6: Feeling Lucky

6: Feeling Lucky

From Chicken Soup for the Soul: The Power of Positive

Feeling Lucky

Those who wish to sing, always find a song.

~Swedish Proverb

“Oh, honey, come here,” a friend of mine said, pulling me into a hug. “Last night, when I went to pick up my daughter from softball practice, I drove right by your husband’s office. His truck was still there and it was almost 8:30. You poor thing,” she added, patting my shoulder.

I nodded. “He finally rolled in a few minutes after nine.”

“I feel so bad for you,” she said. “Being home by yourself with all of those kids. It must be so hard on you.”

I nodded again. Poor me.

It was the same story the next time I ran into this woman. And the time after that too. Every time I saw her, she was quick to offer her sympathy for my terrible circumstances.

My friend’s heart was in the right place. Her own husband traveled frequently for his job, so she knew what it was like to miss her man, as well as carry most of the childcare and household responsibilities by herself.

We were in the same boat, so why shouldn’t we play the woe-is-me game together?

One reason: I hated the way it made me feel.

I’d head into my local Walmart with a shopping list and a spring in my step, but after bumping into my misery-loves-company friend, I’d leave the store with a heavy heart and resentment simmering toward my husband. (As well as an ample supply of chocolate and Cheez-It crackers — comfort food at its best.)

These little pity parties were not good for my marriage. Or the size of my backside.

So I decided to change the way I thought about my situation.

The next time I bumped into my friend and she launched into poor-baby mode, I tried to look on the bright side. I shrugged and said, “Yes, Eric got home late last night, but he was working on a new project. If this deal comes through, his company may be able to hire someone else and then Eric’s job will be easier.” I shrugged and added, “So a year from now, he might be able to be home a lot more.”

She nodded. “That’s nice, but what about right now?”

“Right now, I’ll admit that things are tough, but they’re not nearly as bad as they could be,” I said. “Our husbands both have jobs, and in this economy, that’s a blessing.”

“But they’re both gone all the time,” she said, scowling.

She was right, but I wasn’t ready to start the pity party. “Yes, but our husbands’ jobs allow us to stay at home with our children and still manage to pay our bills,” I reasoned.

She nodded. “I never thought about it that way. I do like being at home with my kids.”

“Our husbands love us enough to work hard so that we don’t have to work,” I shrugged and added, “well, at least not outside of our homes.”

She nodded again, more thoughtfully this time. “I used to work at a bank.
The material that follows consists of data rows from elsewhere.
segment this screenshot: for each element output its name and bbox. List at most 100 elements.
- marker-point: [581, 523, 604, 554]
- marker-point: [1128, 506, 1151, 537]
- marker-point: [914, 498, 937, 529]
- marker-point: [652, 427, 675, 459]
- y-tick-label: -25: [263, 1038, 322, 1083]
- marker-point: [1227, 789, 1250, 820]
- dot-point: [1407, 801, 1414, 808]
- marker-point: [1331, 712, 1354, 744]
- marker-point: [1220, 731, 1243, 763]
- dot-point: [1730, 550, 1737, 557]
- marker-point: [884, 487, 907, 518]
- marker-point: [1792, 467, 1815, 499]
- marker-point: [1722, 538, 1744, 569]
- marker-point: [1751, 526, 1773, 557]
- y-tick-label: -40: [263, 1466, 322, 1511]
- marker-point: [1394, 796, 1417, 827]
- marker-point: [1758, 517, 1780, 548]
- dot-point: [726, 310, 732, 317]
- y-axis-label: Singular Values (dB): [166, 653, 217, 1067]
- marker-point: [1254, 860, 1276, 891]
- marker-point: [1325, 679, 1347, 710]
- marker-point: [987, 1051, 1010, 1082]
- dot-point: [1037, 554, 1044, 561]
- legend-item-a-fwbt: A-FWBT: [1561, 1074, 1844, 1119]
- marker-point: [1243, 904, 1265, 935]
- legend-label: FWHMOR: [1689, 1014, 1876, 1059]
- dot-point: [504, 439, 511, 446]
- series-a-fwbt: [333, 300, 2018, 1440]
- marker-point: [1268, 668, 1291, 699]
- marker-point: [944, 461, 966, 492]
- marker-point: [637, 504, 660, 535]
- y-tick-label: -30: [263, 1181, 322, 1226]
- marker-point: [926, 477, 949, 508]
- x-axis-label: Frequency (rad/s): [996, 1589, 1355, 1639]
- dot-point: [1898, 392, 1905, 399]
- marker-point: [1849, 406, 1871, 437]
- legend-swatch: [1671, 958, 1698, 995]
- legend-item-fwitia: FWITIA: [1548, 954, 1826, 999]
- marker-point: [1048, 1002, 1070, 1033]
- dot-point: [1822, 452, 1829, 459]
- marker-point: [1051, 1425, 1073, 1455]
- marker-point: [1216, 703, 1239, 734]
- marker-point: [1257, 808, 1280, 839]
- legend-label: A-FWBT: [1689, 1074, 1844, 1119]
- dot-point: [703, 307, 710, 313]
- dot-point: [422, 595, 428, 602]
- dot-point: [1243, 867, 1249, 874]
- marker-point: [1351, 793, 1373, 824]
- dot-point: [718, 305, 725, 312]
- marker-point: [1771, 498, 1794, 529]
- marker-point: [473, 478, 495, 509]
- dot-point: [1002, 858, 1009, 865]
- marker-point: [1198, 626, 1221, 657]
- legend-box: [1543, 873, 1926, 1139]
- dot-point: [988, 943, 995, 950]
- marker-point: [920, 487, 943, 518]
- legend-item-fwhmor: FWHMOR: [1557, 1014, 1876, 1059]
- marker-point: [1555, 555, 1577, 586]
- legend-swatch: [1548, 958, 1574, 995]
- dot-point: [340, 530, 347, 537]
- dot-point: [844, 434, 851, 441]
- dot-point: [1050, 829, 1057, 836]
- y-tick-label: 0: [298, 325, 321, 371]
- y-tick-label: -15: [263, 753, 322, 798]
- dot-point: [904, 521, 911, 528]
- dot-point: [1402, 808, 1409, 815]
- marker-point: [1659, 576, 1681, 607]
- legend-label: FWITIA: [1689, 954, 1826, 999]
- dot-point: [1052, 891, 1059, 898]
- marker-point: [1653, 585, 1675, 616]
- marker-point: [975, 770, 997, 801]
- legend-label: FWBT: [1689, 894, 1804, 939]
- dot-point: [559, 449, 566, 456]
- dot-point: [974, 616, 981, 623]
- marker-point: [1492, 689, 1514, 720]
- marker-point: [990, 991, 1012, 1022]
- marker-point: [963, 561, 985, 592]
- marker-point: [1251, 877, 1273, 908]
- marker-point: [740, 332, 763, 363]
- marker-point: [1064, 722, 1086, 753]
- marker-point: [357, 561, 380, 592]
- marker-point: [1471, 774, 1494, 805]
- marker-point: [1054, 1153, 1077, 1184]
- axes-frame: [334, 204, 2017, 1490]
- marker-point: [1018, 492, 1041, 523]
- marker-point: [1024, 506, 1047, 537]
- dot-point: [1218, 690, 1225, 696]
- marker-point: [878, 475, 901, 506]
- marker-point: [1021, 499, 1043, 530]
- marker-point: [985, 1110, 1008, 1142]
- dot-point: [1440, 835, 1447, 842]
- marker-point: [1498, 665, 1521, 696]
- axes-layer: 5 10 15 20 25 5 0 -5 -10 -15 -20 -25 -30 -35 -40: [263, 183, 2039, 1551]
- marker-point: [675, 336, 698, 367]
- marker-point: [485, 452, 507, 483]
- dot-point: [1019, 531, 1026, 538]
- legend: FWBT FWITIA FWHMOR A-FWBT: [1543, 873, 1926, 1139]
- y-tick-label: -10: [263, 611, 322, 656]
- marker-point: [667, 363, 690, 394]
The job was all right, but I missed my kids and I hated being away from them.”

“I know what you mean,” I said. “I was a teacher, and I loved my summers home with them. Now I get to enjoy being with them year-round.”

“Yeah,” she said, “but now, instead of missing my kids, I miss my husband.”

I shrugged. “Didn’t you miss him when you worked at the bank too?”

She chuckled. “Good point.”

Score one for me, but I wasn’t done yet. “And think about this. At least our husbands are at work. A lot of men are gone at least as long as our guys are, but they aren’t working. They’re in bars and bowling alleys.”

“And the really bad ones are at other women’s houses,” she added with raised eyebrows.

I smiled. “So I guess that makes us some of the lucky ones.”

“Hmm, I’m one of the lucky ones,” she murmured and then she grinned at me. “I’m really glad I bumped into you this morning. I feel better than I have in months.”

I felt pretty good too. And why shouldn’t I feel good? I have a husband who works too much.

But he does it because he loves me. He does it so I can be a stay-at-home mom, which for me is a dream come true. He does it so I can live in a comfortable home and drive a reliable car. He does it to provide for our family and even take me on the occasional vacation.

I won’t be attending any more pity parties because as it turns out, my hard-working husband has given me plenty of reasons to feel really, really lucky.